O ex-presidente chegou ao estado na tarde de sexta
e participou, junto a Michelle, de almoço com lideranças locais, como o
governador Jorginho Mello. Em seguida, esteve no comando-geral da Polícia
Militar. À noite, jantou com deputados na residência oficial do Executivo
estadual, a Casa d’Agronômica.
No sábado, antes do evento da ex-primeira-dama,
esteve com o governador no mercado público, onde posou junto a apoiadores e
tomou caldo de cana. Por um breve período, Bolsonaro esteve com sua esposa no
encontro estadual do PL Mulher, onde discursou por oito minutos e agradeceu os R$
7,2 milhões em doações de Pix que recebeu.
— Muito obrigado a todos aqueles que colaboraram
comigo no Pix há poucas semanas. Mais do que o valor depositado, quase um
milhão de pessoas colaboraram. Dá para pagar todas as minhas contas e ainda
sobre dinheiro para tomar um caldo de cana e comer um pastel com dona Michelle
— disse, aos risos.
De acordo com relatório do Conselho de Controle de
Atividades Financeiras (Coaf), Jair Bolsonaro recebeu R$ 17,2 milhões por meio
de transações de Pix, entre 1 de janeiro a 4 de julho deste ano. A arrecadação
foi fruto de uma campanha movimentada por seus aliados políticos nas redes
sociais para ajudá-lo apagar multas provenientes de condenações em processos
judiciais.
Enquanto Michelle permaneceu no evento no Stage
Music Park, em Jurerê, Bolsonaro seguiu com o governador para a festa do
agricultor, que ocorreu em Ituporanga, no Alto Vale do Itajaí. No final da
tarde, os dois retornaram à Brasília.
TCU
deve “passar pano” para salário de Bolsonaro
O Tribunal de Contas da União (TCU) marcou para a
próxima quarta-feira (2), às 14h30, o julgamento do pedido do
subprocurador-geral Lucas Rocha Furtado para suspender o salário de quase R$ 40
mil reais pago pelo Partido Liberal (PL) ao ex-presidente Jair Bolsonaro.
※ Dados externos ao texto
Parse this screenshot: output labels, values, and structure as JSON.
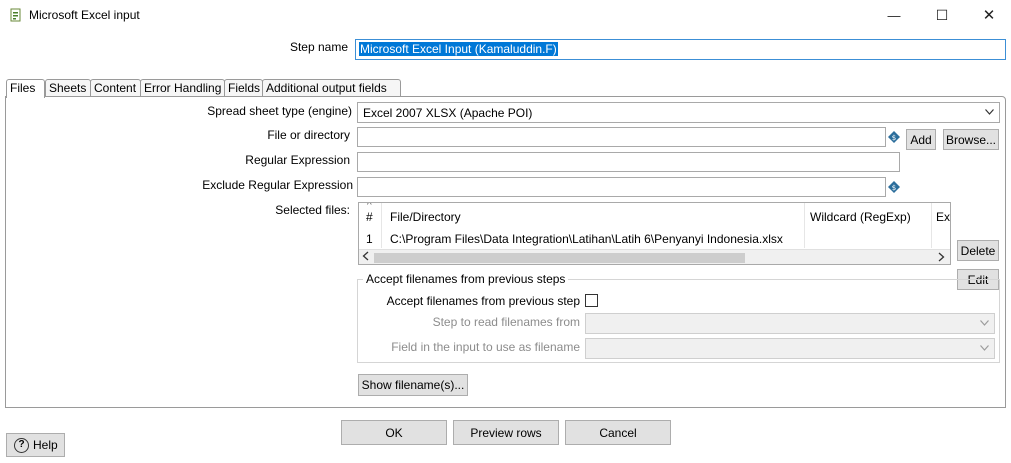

A área técnica do Tribunal de Contas da União (TCU)
recomendou à Corte de Contas que rejeite o pedido do representante do
Ministério Público. Para os técnicos, o TCU não tem competência para investigar
o uso de recursos do Fundo Partidário.
No TCU, a expectativa é a de que o relator do caso,
Benjamin Zymler, acompanhe o entendimento da área técnica e arquive a
representação, de acordo com dois ministros ouvidos pela equipe da coluna.
Furtado pediu à Corte de Contas que apurasse
irregularidades no salário de Bolsonaro após o ex-presidente ser condenado por
abuso de poder político e uso indevido dos meios de comunicação pelo Tribunal
Superior Eleitoral (TSE), que o tornou inelegível por oito anos.
Os técnicos do TCU, no entanto, consideram que o
pedido não tem cabimento já que não é atribuição da Corte de Contas fiscalizar
o uso de dinheiro público do Fundo Partidário.
Segundo eles, “não há indícios concretos de
irregularidades” a serem apuradas pelo TCU no pagamento de um salário ao
ex-presidente.
Mas afirmam que, como o dinheiro sai do fundo
partidário, “eventuais irregularidades devem ser objeto de escrutínio da
Justiça Eleitoral”.
Por isso, o parecer sugere que a Corte de Contas
encaminhe o processo ao TSE e à Procuradoria-Geral da República para “apurações
e/ou demais providências que entenderem pertinentes”.
Dentro do TCU, a dúvida é se Zymler vai acatar a
segunda sugestão da área técnica e encaminhar o pedido de investigação ao TSE e
ao Ministério Público, o que poderia dar sobrevida ao processo em outras
instâncias.
Mas integrantes do TSE consultados pela equipe da
coluna avaliam que não há cabimento para impedir o pagamento do salário com
recursos do Fundo Partidário.
“Impedir seria um tanto radical. O fundo tem
finalidade de suportar as atividades do partido e não de candidatos”, comenta
um ministro do TSE.
Bolsonaro foi declarado inelegível pelo TSE em
junho, devido à sua participação na reunião com embaixadores no Palácio da
Alvorada, marcada por ataques – sem provas – às urnas eletrônicas.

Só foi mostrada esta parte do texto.